The Navy wants new tools for launching robots from torpedo tubes

Every torpedo tube is the portal between the dry storage of some useful payload, and the wet medium through which that payload will travel to its ultimate destination. It is also, and this is the more important bit, a fixed size, which constrains exactly what the Navy can put inside and launch from the tube. A new project by the Office of Naval Research seeks to find a way around that limitation.

Specifically, the Navy is looking for a way to use torpedo tubes to launched Unmanned Underwater Vehicles, or UUVs. The immediate answer at the heart of a Small Business Innovation Research request is a “UUV Sabot System,” or UUVSS. The ultimate design will be defined by constraints. First, there’s the dimensions of the torpedo tube: 21-inch diameter, 25-feet-long, and ending in an “ocean interface.” The sabot is to be a guide through that passage and transition, separating from the vehicle once the vehicle has left the tube.

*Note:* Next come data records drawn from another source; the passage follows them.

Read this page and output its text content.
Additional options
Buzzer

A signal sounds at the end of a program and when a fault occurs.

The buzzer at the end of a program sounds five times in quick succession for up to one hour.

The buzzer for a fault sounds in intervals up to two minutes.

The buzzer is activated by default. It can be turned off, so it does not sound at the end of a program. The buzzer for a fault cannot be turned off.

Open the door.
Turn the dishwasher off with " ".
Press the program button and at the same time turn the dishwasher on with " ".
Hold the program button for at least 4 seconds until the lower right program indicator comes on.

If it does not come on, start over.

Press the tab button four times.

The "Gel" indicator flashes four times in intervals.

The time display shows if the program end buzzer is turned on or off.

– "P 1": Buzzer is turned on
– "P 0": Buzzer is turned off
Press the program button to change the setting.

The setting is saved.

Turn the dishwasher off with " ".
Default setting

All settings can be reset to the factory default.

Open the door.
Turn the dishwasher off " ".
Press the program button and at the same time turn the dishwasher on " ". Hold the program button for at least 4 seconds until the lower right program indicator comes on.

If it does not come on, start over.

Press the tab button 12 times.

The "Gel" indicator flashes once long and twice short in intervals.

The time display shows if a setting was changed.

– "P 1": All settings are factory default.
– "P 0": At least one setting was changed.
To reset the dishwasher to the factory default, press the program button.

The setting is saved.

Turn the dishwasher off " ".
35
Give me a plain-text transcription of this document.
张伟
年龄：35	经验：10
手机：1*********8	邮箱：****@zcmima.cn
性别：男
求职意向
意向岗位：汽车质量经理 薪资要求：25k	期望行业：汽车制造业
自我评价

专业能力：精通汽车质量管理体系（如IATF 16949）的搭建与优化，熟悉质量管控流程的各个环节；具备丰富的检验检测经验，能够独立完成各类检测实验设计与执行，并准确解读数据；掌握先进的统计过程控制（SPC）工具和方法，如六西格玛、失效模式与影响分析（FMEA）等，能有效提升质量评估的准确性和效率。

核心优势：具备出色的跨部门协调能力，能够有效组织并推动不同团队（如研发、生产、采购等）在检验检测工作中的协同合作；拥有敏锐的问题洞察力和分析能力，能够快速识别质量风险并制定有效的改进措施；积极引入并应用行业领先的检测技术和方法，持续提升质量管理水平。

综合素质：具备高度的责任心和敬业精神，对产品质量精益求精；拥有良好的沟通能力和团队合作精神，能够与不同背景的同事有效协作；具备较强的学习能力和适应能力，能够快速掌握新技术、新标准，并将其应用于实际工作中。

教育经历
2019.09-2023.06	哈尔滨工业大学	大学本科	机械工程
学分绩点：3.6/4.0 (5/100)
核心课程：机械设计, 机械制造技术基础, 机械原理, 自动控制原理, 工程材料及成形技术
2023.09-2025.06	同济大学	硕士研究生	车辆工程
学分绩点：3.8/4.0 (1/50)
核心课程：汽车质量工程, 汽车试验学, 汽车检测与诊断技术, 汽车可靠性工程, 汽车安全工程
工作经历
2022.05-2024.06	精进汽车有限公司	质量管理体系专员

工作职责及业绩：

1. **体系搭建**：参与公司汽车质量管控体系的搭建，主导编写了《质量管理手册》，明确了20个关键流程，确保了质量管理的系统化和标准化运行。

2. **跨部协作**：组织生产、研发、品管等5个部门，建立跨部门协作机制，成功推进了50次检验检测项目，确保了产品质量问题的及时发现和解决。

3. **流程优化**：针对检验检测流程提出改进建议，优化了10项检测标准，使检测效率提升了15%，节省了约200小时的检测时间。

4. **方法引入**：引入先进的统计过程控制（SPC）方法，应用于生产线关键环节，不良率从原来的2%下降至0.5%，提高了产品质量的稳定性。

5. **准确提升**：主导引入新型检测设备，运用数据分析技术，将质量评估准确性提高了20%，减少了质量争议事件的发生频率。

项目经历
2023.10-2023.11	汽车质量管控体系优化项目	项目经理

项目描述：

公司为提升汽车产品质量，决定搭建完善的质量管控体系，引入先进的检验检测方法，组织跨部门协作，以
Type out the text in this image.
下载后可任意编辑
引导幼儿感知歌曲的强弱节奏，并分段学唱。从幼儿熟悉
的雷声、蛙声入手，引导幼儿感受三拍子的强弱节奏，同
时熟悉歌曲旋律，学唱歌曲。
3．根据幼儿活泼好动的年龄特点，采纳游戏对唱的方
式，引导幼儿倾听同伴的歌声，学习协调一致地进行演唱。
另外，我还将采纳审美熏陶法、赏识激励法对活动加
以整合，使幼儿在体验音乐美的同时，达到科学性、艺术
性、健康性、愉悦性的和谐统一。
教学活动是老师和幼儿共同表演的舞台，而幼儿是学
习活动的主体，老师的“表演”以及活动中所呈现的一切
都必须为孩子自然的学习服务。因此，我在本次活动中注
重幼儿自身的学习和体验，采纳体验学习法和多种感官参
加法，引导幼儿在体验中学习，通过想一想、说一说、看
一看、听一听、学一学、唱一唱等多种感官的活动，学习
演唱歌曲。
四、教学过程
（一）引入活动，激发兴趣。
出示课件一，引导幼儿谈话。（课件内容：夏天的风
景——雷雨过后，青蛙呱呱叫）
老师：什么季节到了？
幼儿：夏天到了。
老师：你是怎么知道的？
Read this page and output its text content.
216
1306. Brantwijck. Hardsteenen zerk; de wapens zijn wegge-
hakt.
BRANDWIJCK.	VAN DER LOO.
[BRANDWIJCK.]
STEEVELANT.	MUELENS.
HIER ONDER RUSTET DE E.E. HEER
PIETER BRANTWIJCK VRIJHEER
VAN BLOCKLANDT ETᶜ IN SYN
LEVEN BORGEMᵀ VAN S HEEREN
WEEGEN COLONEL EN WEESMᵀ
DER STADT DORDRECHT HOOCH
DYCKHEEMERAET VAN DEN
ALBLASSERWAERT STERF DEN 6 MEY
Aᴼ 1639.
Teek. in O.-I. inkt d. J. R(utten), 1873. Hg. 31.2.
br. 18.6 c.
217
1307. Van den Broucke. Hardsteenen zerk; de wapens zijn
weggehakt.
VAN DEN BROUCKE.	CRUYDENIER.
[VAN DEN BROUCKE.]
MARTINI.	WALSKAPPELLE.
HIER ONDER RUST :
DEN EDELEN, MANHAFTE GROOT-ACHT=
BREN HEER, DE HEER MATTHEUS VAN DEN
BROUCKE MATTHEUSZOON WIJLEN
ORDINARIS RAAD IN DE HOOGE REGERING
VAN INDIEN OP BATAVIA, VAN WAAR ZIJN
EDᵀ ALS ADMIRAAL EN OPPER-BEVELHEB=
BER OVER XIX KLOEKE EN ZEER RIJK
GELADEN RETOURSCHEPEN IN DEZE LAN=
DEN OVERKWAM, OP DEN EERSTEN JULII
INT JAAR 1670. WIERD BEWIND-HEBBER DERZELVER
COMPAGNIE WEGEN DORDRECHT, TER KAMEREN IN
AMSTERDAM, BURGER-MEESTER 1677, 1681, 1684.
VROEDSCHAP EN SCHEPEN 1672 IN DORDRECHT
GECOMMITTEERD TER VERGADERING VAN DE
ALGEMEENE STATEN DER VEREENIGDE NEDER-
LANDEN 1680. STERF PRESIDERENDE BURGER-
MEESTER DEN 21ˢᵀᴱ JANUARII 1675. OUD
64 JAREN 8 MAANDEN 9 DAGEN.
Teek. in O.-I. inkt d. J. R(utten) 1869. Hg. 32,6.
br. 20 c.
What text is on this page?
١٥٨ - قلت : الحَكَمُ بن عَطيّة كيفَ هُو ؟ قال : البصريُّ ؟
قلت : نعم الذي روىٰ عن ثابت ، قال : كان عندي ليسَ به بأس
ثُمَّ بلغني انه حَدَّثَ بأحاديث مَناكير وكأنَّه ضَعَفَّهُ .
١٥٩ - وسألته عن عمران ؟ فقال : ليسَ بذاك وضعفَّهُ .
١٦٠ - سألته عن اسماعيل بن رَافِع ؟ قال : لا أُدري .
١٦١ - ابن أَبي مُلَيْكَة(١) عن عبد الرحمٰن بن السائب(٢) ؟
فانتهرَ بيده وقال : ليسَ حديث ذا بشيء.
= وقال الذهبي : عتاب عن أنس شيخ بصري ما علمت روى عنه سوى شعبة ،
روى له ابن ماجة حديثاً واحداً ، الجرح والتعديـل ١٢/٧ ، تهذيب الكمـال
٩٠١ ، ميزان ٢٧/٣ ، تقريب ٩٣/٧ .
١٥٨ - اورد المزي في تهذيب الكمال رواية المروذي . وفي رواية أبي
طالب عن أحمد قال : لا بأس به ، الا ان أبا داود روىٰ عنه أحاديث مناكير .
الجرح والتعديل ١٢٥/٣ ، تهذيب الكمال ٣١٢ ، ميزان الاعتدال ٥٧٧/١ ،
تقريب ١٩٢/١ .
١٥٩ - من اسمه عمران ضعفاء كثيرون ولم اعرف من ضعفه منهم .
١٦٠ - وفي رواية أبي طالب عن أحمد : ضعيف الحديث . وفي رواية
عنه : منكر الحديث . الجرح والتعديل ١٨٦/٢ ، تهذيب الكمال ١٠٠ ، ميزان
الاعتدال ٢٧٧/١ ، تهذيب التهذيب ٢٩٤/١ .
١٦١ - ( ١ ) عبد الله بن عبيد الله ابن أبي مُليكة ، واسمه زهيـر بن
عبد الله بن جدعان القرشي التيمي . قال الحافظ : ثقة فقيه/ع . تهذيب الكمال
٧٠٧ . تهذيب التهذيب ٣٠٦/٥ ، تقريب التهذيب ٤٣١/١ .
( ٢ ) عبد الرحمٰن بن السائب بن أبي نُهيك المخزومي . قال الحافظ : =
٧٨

The sabots can be either expendable or reusable, which will alter their function in a key way. ONR wants expendable sabots to eject from the torpedo tube alongside the underwater robot, and the reusable ones to remain in the tube through the launch and then be recovered internally. The sabot will have to accommodate sea drones that are 12-inches and 18-inches in diameter, and do so with launches at depths of up to 100 feet below the surface.